The Wire certainly isn’t 30 Rock, but there are a lot of laughs that come out of incredibly dire situations. In just the fourth episode of the series, detectives Jimmy McNulty (Dominic West) and Bunk Moreland (Wendell Pierce) investigate a crime scene together. Famously, their dialogue consists solely of the word “fuck,” invoked in all manner of tones. They drop it close to 40 times. It’s hilarious, but still manages to advance the plot and further color the relationship between the two men. Snowfall lacks any semblance of this levity and, as a result, watching it feels like a chore.

The Wire is not exactly a fast-paced show; it takes multiple episodes in the first season before the pieces are in place. But it’s never a drag; by episode six, fastidious Lieutenant Daniels (Lance Reddick) has his detail set up, with the titular wiretap monitoring Baltimore kingpin Avon Barksdale (Wood Harris) and his dealers. The rest of the season builds off of those first six installments.

In Snowfall, the stories are bridges to nowhere. One subplot involving the theft of Franklin’s property takes a full three episodes to complete: the actual crime, the attempt to recover the stolen item and the fallout from that. The story is finally resolved in episode four, when Franklin takes action that would’ve made more sense in episode two. Because of that same action, all of his character development from episodes two and three — in which he starts to hardens in life as a drug mule and faces down terrifying figures with unexpected courage — is undone.

Most of Snowfall’s plots are like this: There’s a lot of action, in contrast to The Wire, but it’s impermanent. The writers feel like they’re killing time, not building an epic story. This, along with the lack of compelling characters, makes Snowfall more frustrating to watch than anything. Every new scene elicits not excitement or interest, but exasperation.

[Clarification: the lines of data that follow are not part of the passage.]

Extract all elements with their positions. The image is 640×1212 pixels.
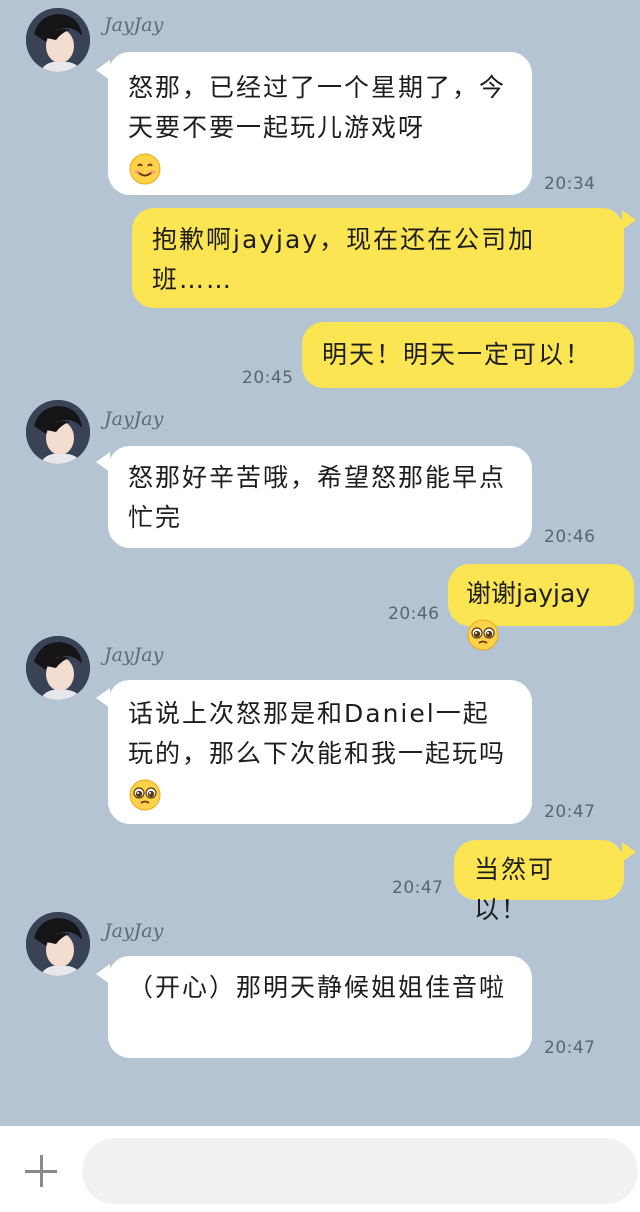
message-text: 怒那，已经过了一个星期了，今天要不要一起玩儿游戏呀	[128, 73, 507, 142]
message-bubble-outgoing[interactable]: 抱歉啊jayjay，现在还在公司加班……	[132, 208, 624, 308]
message-bubble-incoming[interactable]: （开心）那明天静候姐姐佳音啦	[108, 956, 532, 1058]
timestamp: 20:47	[544, 802, 596, 822]
chat-area[interactable]: JayJay 怒那，已经过了一个星期了，今天要不要一起玩儿游戏呀 20:34 抱…	[0, 0, 640, 1126]
sender-name: JayJay	[104, 644, 164, 666]
message-bubble-outgoing[interactable]: 明天！明天一定可以！	[302, 322, 634, 388]
message-input[interactable]	[82, 1138, 638, 1204]
pleading-face-icon	[129, 779, 161, 811]
message-text: 怒那好辛苦哦，希望怒那能早点忙完	[128, 463, 507, 532]
message-text: 谢谢jayjay	[466, 579, 591, 608]
timestamp: 20:34	[544, 174, 596, 194]
sender-name: JayJay	[104, 14, 164, 36]
message-bubble-incoming[interactable]: 怒那好辛苦哦，希望怒那能早点忙完	[108, 446, 532, 548]
timestamp: 20:46	[388, 604, 440, 624]
message-text: 当然可以！	[474, 855, 556, 924]
avatar[interactable]	[26, 912, 90, 976]
timestamp: 20:46	[544, 527, 596, 547]
message-text: 话说上次怒那是和Daniel一起玩的，那么下次能和我一起玩吗	[128, 699, 507, 768]
message-bubble-outgoing[interactable]: 当然可以！	[454, 840, 624, 924]
message-bubble-outgoing[interactable]: 谢谢jayjay	[448, 564, 634, 651]
sender-name: JayJay	[104, 920, 164, 942]
message-text: （开心）那明天静候姐姐佳音啦	[128, 973, 507, 1002]
avatar[interactable]	[26, 400, 90, 464]
message-text: 明天！明天一定可以！	[322, 340, 593, 369]
timestamp: 20:45	[242, 368, 294, 388]
timestamp: 20:47	[544, 1038, 596, 1058]
pleading-face-icon	[467, 619, 499, 651]
message-bubble-incoming[interactable]: 话说上次怒那是和Daniel一起玩的，那么下次能和我一起玩吗	[108, 680, 532, 824]
sender-name: JayJay	[104, 408, 164, 430]
add-attachment-button[interactable]	[20, 1150, 64, 1194]
timestamp: 20:47	[392, 878, 444, 898]
message-bubble-incoming[interactable]: 怒那，已经过了一个星期了，今天要不要一起玩儿游戏呀	[108, 52, 532, 195]
avatar[interactable]	[26, 8, 90, 72]
message-text: 抱歉啊jayjay，现在还在公司加班……	[152, 225, 536, 294]
avatar[interactable]	[26, 636, 90, 700]
composer-bar	[0, 1126, 640, 1212]
smiling-face-icon	[129, 153, 161, 185]
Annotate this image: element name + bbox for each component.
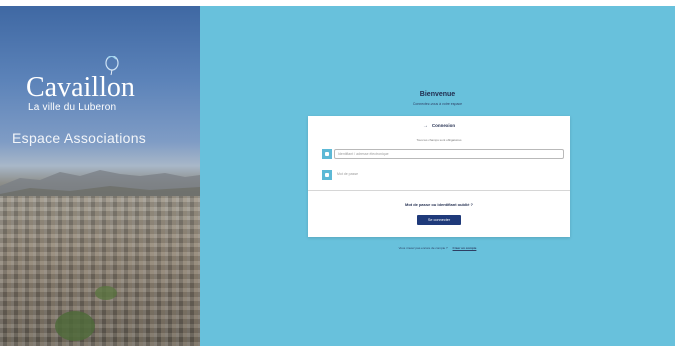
balloon-icon — [105, 56, 119, 76]
login-panel: Bienvenue Connectez-vous à votre espace … — [200, 6, 675, 346]
hero-photo-panel: Cavaillon La ville du Luberon Espace Ass… — [0, 6, 200, 346]
app-frame: Cavaillon La ville du Luberon Espace Ass… — [0, 6, 675, 346]
divider — [308, 190, 570, 191]
tree-cluster — [55, 311, 95, 341]
email-field-group: Identifiant / adresse électronique — [322, 149, 564, 159]
portal-title: Espace Associations — [12, 130, 147, 146]
login-title: → Connexion — [308, 123, 570, 129]
brand-name: Cavaillon — [26, 72, 135, 103]
login-button[interactable]: Se connecter — [417, 215, 461, 225]
cavaillon-logo: Cavaillon La ville du Luberon — [26, 56, 135, 113]
password-field[interactable]: Mot de passe — [334, 170, 397, 178]
password-field-group: Mot de passe — [322, 170, 559, 180]
signup-link[interactable]: Créer un compte — [453, 246, 477, 250]
email-field[interactable]: Identifiant / adresse électronique — [334, 149, 564, 159]
login-icon: → — [422, 123, 428, 129]
forgot-password-link[interactable]: Mot de passe ou identifiant oublié ? — [308, 202, 570, 207]
lock-icon — [322, 170, 332, 180]
login-title-label: Connexion — [431, 123, 456, 128]
welcome-title: Bienvenue — [419, 91, 456, 98]
brand-tagline: La ville du Luberon — [28, 102, 117, 113]
required-fields-hint: Tous les champs sont obligatoires — [416, 138, 462, 142]
signup-prompt: Vous n'avez pas encore de compte ? Créer… — [200, 246, 675, 250]
user-icon — [322, 149, 332, 159]
login-card: → Connexion Tous les champs sont obligato… — [308, 116, 570, 237]
city-aerial-view — [0, 196, 200, 346]
tree-cluster — [95, 286, 117, 300]
signup-text: Vous n'avez pas encore de compte ? — [398, 246, 448, 250]
welcome-subtitle: Connectez-vous à votre espace — [412, 102, 463, 106]
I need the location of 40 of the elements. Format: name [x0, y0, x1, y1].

Should Snowfall get renewed for a second season — which I’d say is likely, since FX will probably want to give Singleton at least two turns at bat — it will need smarter storytelling and character development. The writers will need to cut what doesn’t work (the Gustavo/Lucia plot especially) and redevelop characters. Because more of the same will doom this show to exist only as a shadow of The Wire — a fate that a premise with this much potential doesn’t deserve.

Snowfall premieres on FX Wednesday at 10 p.m. Eastern.